The pattern 1, 1, 2, 3, 5, 8, 13, etc., is the Fibonacci sequence. It shows up all over nature. But what’s the full explanation behind it?
One of the most fascinating facts about the natural world is that so many entities within it — both biologically and purely physically — obey a specific set of patterns and ratios. Many galaxies exhibit spiral shapes and structures, as do a wide variety of plant structures: pinecones, pineapples, and sunflower heads among them. Ammonites, shelled animals that went extinct more than 60 million years ago, also show that spiral pattern, where one of the key features of spirals is that the next “wind” around outside the prior one displays a specific length ratio to the size of the prior, interior winding.
That ratio, in any such structure, is often extremely close to the ratio of two adjacent numbers found in the Fibonacci sequence. This mathematical sequence, often taught to children, simply starts with the numbers “0” and “1” and then gets the next term in the sequence by adding the two prior terms together. It’s arguably the most famous mathematical sequence of all, but what explains the sequence’s pattern, and is it truly, inextricably linked to nature? That’s what Ragtag Media wrote in to ask, inquiring:
“Is there a Fibonacci sequence with regards to the way galaxies develop?”

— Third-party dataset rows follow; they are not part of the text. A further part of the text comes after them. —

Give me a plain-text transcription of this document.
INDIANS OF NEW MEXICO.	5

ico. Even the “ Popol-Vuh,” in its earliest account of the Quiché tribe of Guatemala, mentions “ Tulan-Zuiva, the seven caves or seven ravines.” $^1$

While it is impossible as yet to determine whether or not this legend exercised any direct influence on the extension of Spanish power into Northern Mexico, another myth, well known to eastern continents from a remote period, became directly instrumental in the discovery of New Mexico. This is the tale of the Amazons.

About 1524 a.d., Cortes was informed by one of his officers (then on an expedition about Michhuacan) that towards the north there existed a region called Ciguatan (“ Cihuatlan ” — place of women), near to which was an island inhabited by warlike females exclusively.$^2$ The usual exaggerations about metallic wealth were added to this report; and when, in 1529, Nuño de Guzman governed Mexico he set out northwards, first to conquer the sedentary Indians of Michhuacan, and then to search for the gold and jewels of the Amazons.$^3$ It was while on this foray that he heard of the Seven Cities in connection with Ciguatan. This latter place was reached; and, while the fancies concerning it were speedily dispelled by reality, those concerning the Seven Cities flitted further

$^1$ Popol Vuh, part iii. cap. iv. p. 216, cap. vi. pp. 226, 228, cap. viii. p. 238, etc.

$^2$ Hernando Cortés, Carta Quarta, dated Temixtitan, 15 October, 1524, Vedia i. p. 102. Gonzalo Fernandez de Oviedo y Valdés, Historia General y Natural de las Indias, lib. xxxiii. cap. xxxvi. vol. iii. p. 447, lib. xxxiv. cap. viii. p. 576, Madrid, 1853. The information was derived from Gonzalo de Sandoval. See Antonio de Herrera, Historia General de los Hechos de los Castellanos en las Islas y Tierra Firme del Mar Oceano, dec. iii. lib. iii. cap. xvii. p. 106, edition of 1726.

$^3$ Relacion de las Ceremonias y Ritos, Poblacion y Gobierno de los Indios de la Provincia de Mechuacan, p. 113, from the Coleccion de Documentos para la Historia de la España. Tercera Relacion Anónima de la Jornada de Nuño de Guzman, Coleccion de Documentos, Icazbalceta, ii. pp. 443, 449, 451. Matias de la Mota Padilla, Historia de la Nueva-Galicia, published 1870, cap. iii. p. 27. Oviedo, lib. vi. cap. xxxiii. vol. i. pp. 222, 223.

Indeed, simply looking at the “spiral” structures in galaxies might appear to be Fibonacci-like, but is that real, or just our minds making superfluous connections where only an apparent link exists?
Galactic and other physical spirals
When it comes to spirals that naturally occur in the purely physical sciences, “spiral galaxies” are undoubtedly the most famous among them. Somewhere just over half of all known large, nearby, massive galaxies have spiral shapes and structures within them, but when we examine them mathematically, it turns out that there are very few of them that exhibit a Fibonacci-like pattern.